A. Plan: This phase involves risk assessment and the creation of the ISMS plan and objectives; it precedes implementation.

C. Act: This phase focuses on taking corrective and preventive actions based on the results of the 'Check' phase to continually improve the ISMS.

D. Check: This phase involves monitoring, measuring, and reviewing the performance and effectiveness of the implemented plan against the established objectives.

1. ISO/IEC 27001:2013, Information technology — Security techniques — Information security management systems — Requirements.

Section 0.2, "Plan-Do-Check-Act model": This section maps the clauses of the standard to the PDCA cycle. Clause 8, "Operation," is aligned with the 'Do' phase.

Clause 8.1, "Operational planning and control": This clause explicitly states, "The organization shall plan, implement and control the processes needed to meet information security requirements..." This confirms that implementation is the core of the 'Do' phase.

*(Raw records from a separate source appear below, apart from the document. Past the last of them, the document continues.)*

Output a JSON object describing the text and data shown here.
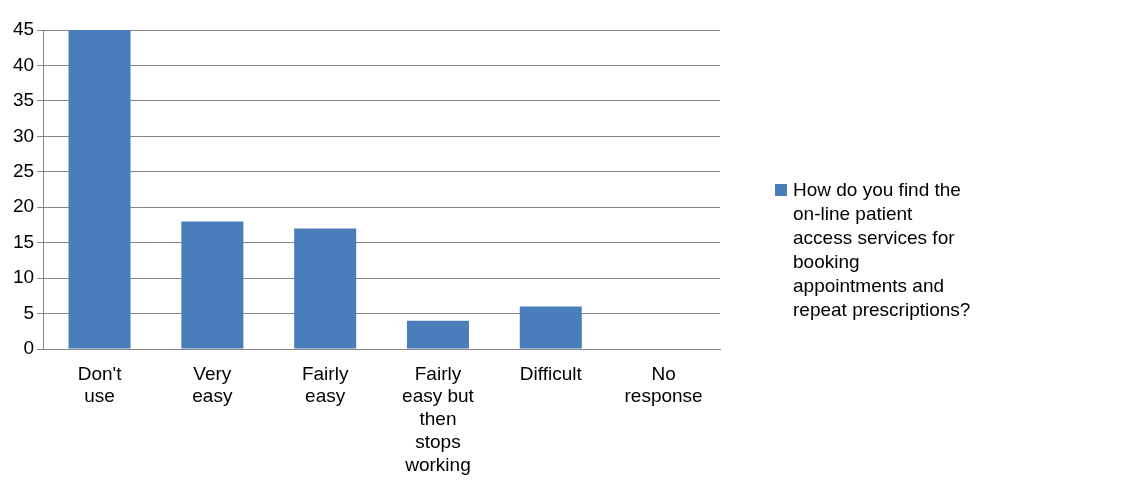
{
  "chart_data": {
    "type": "bar",
    "categories": [
      "Don't use",
      "Very easy",
      "Fairly easy",
      "Fairly easy but then stops working",
      "Difficult",
      "No response"
    ],
    "series": [
      {
        "name": "How do you find the on-line patient access services for booking appointments and repeat prescriptions?",
        "color": "#4a7ebb",
        "values": [
          45,
          18,
          17,
          4,
          6,
          0
        ]
      }
    ],
    "ylim": [
      0,
      45
    ],
    "yticks": [
      0,
      5,
      10,
      15,
      20,
      25,
      30,
      35,
      40,
      45
    ],
    "grid": "y",
    "legend": "right"
  }
}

2. Calder, A., & Watkins, S. G. (2015). IT Governance: An International Guide to Data Security and ISO 27001/ISO 27002 (6th ed.). Kogan Page Publishers.

Chapter 9, "The PDCA cycle," p. 108: The text describes the 'Do' phase as where "you implement your ISMS plan." It includes implementing controls, processes, and policies defined in the planning stage.

3. Humphreys, E. (2016). Implementing the ISO/IEC 27001:2013 ISMS Standard. Artech House.

Chapter 4, "The PDCA Process," Section 4.3, "Do": This section details that the 'Do' phase involves the implementation of the risk treatment plan and the controls selected during the 'Plan' phase. It is the execution stage of the ISMS project.